Pierre Beyssac : Il n'existe aucun élément sérieux étayant cette affirmation. Le consensus scientifique actuel est d'estimer le poids du numérique à 1,5 à 3 % du CO2eq mondial, soit environ 10 fois moins que le secteur des transports avec ses 30 % (voire 40 % en France, en raison de notre électricité peu carbonée, qui augmente le poids relatif du transport).

Il est donc infondé d'affirmer que le numérique pourrait représenter autant que le transport en 2025. Il faudrait que d'ici l'an prochain, il multiplie son impact par 10 à 20. Cela n'a aucun sens.

Pourtant, cette affirmation, bien qu'au conditionnel, est citée en guise d'avertissement sur le numérique par France Culture, en préambule d'une émission scientifique diffusée en janvier 2024.

Il s'agit à l'origine d'une citation d'un chercheur en informatique, interviewé par le journal du CNRS, en novembre 2023 : "déjà plus consommateur que l’aviation civile, le numérique pourrait peser autant que le secteur des transports dès 2025".

On ne sait pas ce qui vient étayer l'affirmation, car elle ne semble s'appuyer sur aucune publication de son auteur. Pourtant, elle a été reprise sans vérification, et, faisant partie de l'introduction de l'émission, est répétée automatiquement lors de sa citation sur les réseaux sociaux.

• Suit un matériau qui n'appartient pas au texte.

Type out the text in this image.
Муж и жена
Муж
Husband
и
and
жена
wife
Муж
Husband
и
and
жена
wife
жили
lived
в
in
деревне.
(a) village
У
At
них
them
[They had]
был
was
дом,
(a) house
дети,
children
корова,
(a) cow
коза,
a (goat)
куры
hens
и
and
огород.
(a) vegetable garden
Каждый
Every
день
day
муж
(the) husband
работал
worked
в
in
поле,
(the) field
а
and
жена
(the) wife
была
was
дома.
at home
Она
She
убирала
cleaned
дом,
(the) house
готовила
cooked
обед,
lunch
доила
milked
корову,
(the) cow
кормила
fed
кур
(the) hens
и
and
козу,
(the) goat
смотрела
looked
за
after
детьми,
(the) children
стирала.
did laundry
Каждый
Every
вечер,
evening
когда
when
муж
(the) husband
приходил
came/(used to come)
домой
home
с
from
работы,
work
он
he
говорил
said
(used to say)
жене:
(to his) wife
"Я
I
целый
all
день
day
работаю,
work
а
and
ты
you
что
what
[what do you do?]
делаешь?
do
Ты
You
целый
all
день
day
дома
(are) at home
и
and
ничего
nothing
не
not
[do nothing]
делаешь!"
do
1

On peut cependant émettre quelques hypothèses.

En 2018, le Shift Project (think-tank français) a publié un rapport "Pour une sobriété numérique", où il prédisait un impact pour le numérique de 7 % de CO2eq en 2025, en doublement par rapport à la date du raport (2018). Le Shift ne comparait pas cette prospective à celui du "transport" mais aux émissions de l'automobile seule (8 %).

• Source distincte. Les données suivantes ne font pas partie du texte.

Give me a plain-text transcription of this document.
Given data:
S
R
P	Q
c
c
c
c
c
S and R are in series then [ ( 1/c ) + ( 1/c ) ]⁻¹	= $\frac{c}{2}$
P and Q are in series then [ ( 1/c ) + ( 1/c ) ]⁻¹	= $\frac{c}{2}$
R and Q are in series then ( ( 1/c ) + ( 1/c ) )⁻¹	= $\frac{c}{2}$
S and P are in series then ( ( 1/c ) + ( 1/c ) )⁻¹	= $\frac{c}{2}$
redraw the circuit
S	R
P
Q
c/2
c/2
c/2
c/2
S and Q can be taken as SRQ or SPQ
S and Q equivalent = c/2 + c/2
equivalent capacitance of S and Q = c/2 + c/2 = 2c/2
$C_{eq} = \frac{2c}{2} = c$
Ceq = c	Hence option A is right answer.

En réalité, l'impact du numérique est aujourd'hui évalué entre 1,5 et 3 %.

6 ans plus tard la prévision du Shift ne s'est pas réalisée. Elle est aujourd'hui caduque.

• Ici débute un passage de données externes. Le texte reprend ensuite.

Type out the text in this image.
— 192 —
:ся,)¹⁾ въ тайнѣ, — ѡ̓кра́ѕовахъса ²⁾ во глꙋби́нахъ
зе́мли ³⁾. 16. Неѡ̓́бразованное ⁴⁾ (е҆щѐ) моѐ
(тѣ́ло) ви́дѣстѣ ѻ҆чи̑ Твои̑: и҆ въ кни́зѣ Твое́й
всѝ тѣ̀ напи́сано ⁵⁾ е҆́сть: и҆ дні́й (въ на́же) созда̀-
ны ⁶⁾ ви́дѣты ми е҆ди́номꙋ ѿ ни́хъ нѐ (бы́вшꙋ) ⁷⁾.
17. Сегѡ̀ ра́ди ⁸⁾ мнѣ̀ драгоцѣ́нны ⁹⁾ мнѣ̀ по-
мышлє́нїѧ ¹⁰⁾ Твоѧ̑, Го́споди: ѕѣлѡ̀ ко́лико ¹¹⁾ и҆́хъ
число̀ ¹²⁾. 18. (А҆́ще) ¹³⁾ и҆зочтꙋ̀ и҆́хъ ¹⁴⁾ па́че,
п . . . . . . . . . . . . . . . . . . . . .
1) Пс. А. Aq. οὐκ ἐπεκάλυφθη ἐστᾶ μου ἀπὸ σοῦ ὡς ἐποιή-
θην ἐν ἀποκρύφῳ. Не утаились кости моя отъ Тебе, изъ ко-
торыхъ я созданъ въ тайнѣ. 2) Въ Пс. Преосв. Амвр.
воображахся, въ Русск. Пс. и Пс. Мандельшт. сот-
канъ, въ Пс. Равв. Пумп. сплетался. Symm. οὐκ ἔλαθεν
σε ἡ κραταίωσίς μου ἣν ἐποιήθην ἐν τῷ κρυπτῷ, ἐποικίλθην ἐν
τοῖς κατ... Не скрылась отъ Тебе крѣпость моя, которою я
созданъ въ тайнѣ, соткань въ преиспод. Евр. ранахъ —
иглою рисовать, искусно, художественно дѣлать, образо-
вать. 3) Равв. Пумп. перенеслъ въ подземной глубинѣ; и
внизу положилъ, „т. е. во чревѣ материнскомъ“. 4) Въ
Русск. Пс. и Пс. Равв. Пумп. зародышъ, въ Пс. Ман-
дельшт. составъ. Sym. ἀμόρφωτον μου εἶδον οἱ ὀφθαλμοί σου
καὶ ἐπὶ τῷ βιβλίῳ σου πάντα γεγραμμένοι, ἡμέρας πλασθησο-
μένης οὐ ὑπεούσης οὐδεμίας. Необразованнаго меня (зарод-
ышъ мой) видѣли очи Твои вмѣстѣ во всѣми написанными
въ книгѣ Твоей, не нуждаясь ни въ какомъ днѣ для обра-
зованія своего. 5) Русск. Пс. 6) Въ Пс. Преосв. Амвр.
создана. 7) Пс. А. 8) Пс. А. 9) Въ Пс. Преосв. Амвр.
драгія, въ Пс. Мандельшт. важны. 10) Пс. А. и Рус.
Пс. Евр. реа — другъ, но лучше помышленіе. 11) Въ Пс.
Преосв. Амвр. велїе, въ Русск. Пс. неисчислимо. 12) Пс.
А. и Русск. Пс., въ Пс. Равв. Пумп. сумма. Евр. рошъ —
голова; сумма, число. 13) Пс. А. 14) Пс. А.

Quelle est la différence entre la consommation énergétique du secteur des transports et le secteur numérique ?

Le secteur du transport consomme aujourd'hui essentiellement des carburants fossiles, très émetteurs de CO2. Le numérique, de son côté, utilise surtout de l'électricité, dont la production est décarbonée au fil des années. En outre, le numérique est relativement peu consommateur d'énergie par rapport aux usages en transport. Avec une recharge complète de téléphone mobile, on ne peut se déplacer que d'environ 100 m en voiture électrique, ou même 10 m seulement en voiture thermique si l'on compare l'impact CO2.

Les ordres de grandeur des impacts de nos usages quotidiens en transport ou numérique sont donc radicalement différents.

Pourquoi le secteur numérique est visé par les militants écologistes ?

S'il existe une nette tendance technophobe au sein de certains mouvements écologistes, elle a fait tache d'huile bien au-delà, notamment dans des collectivités locales et médias publics soucieux d'apporter leur pierre à la protection de l'environnement.

Cette tendance est exacerbée par une bonne décennie de surévaluations manifestes d'agences publiques ou ONG diverses. Ces évaluations rarement rectifiées, peu mises en question, ont totalement faussé et imprègnent désormais notre perception collective.

Il est plus facile de nettoyer sa boite de courriel pour se donner bonne conscience sur notre impact individuel, que tenter de se passer de sa voiture. Le numérique est donc un bouc-émissaire bien pratique !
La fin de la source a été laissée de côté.